Her overarching emphasis was a lesson Ron passes along to his FIU players, some of whom, like their coach, were raised by single parents in tough circumstances.

“You control who you are.”

Their mother remarried and the family welcomed a loving stepfather when Ron was in eighth grade, but, by then, most of his and Norv’s positive male role models had been coaches. The Boys Club and sports helped raise them.

“That’s why Norv and I both got into coaching,” Ron said. “No question in my mind. Most of the friends I grew up with ended up in jail or shot. I know the impact sports had on me.”

He passes it down. He can hear his own mother’s voice when he tells his players, “It’s how you treat people. I talk to our team all the time, ‘I don't care if it’s the guy cleaning the bathroom, show respect. Treat him the right way.’ 

Turner, starting his fourth season at FIU and 39th year of a meandering coaching career with 13 teams, college or pro, inherited a mess here, a roster full of academic and off-field issues.

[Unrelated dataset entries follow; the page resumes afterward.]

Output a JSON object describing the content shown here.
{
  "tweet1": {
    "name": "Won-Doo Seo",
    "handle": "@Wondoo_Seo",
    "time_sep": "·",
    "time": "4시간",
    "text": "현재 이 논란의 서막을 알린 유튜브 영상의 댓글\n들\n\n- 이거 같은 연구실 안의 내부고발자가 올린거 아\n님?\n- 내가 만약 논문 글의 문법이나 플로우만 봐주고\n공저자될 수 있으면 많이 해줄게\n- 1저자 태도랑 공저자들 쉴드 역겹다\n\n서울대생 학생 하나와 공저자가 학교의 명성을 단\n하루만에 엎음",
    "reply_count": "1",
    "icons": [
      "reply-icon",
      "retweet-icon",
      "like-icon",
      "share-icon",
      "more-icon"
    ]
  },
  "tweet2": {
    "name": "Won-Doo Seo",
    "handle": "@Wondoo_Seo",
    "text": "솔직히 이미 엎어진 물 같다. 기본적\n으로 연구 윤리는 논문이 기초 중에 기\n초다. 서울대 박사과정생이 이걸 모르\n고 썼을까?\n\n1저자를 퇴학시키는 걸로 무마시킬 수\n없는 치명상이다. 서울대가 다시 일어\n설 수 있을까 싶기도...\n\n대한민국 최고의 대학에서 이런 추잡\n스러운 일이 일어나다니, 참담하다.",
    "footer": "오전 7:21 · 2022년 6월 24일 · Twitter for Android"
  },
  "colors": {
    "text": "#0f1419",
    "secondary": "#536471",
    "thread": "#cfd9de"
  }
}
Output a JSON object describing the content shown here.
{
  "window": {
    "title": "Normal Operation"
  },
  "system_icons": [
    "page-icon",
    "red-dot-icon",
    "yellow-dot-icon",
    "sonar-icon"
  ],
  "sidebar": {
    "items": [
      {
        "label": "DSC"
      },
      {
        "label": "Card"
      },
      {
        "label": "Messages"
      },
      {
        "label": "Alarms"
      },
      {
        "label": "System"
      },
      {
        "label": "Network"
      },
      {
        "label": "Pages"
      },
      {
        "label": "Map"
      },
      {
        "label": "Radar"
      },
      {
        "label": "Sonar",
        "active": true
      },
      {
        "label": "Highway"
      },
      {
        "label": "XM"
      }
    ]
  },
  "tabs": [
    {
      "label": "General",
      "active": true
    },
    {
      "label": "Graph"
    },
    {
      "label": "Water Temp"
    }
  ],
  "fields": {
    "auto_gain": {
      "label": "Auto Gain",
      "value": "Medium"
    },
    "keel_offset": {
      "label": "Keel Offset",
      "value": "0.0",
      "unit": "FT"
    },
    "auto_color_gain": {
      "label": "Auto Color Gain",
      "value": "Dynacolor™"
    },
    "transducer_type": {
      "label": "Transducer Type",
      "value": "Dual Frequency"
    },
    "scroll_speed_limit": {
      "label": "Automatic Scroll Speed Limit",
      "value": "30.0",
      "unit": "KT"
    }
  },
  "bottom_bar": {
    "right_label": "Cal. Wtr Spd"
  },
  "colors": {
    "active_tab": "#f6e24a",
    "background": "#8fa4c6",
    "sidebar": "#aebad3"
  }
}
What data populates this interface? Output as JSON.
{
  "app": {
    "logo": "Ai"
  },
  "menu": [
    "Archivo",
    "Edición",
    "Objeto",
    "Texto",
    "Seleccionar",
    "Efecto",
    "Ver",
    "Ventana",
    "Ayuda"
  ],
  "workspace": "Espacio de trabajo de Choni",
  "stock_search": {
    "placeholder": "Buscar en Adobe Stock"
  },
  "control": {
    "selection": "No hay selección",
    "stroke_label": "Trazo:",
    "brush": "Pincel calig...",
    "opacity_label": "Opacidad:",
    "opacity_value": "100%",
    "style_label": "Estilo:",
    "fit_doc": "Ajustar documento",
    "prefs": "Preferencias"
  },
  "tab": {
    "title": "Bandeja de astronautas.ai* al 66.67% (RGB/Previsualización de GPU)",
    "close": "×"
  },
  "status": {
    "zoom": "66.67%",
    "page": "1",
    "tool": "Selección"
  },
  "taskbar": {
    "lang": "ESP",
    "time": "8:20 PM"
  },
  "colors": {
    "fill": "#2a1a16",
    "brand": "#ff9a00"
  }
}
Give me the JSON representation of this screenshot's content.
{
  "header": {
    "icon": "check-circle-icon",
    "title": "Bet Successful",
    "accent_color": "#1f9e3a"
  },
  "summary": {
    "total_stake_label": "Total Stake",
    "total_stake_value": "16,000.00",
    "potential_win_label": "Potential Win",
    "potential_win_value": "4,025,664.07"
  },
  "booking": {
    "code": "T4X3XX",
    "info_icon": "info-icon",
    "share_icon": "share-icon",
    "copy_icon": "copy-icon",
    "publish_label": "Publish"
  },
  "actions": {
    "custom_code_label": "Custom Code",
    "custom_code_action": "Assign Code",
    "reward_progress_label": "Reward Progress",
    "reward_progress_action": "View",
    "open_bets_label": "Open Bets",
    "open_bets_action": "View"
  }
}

He went 1-11 that first year, then cleaned house, began reshaping the culture. His Panthers improved to 4-8, then 5-7 last year. FIU attendance at its 22,000-seat campus stadium also improved, to an average of 15,381 last season — still modest even by Conference USA standards but a spike of 3,415 that marked the 19th-biggest jump of the 127 FBS schools.

Turner’s job is to lift FIU football back to the relevance it began to enjoy in 2010-11.

Then, a window had opened. You looked inside and what you saw looked like something shot with helium: A program on the rise.

You saw a dynamic young head coach in Mario Cristobal and a game-changing star player in exciting T.Y. Hilton. You saw FIU finish consecutive seasons in bowl games. You saw attendance catch on with school-record crowds. You saw the Panthers, at 3-0 in 2011, receive votes for the first time ever in The Associated Press’ Top 25 rankings.

Across town at the same time, the Miami Hurricanes were underachieving enough to get Randy Shannon fired and follow that, in 2011, with a 6-6 record — UM’s first non-winning season since 1979.

For the first time you had to acknowledge Miami had two college football teams, not just one. Yes, the Hurricanes, with their long tradition, five national championships and bigger conference, always would be Big Brother. But the little guy was growing up, getting stronger.

That is what FIU needs to get back to. Just be relevant. No broader goals yet. Just matter in your own backyard first. Make South Florida care a little bit. Make us notice you again.

This is Ron Turner’s job.

It may take a winning season or a bowl game — more progress — for him to keep it, and an opening-night upset of Indiana, from the Big Ten but hardly a powerhouse, would be a huge step.

“It’s Division 1 football, and you have to win. I understand that,” Turner said. “I got a really good feeling for this team. I want to win, but not for me. For these players. I could retire tomorrow and be OK. I just want to win for this program.”

And maybe for someone else, too.

For the strongest woman he ever knew. The one who never quit. The one who didn’t leave.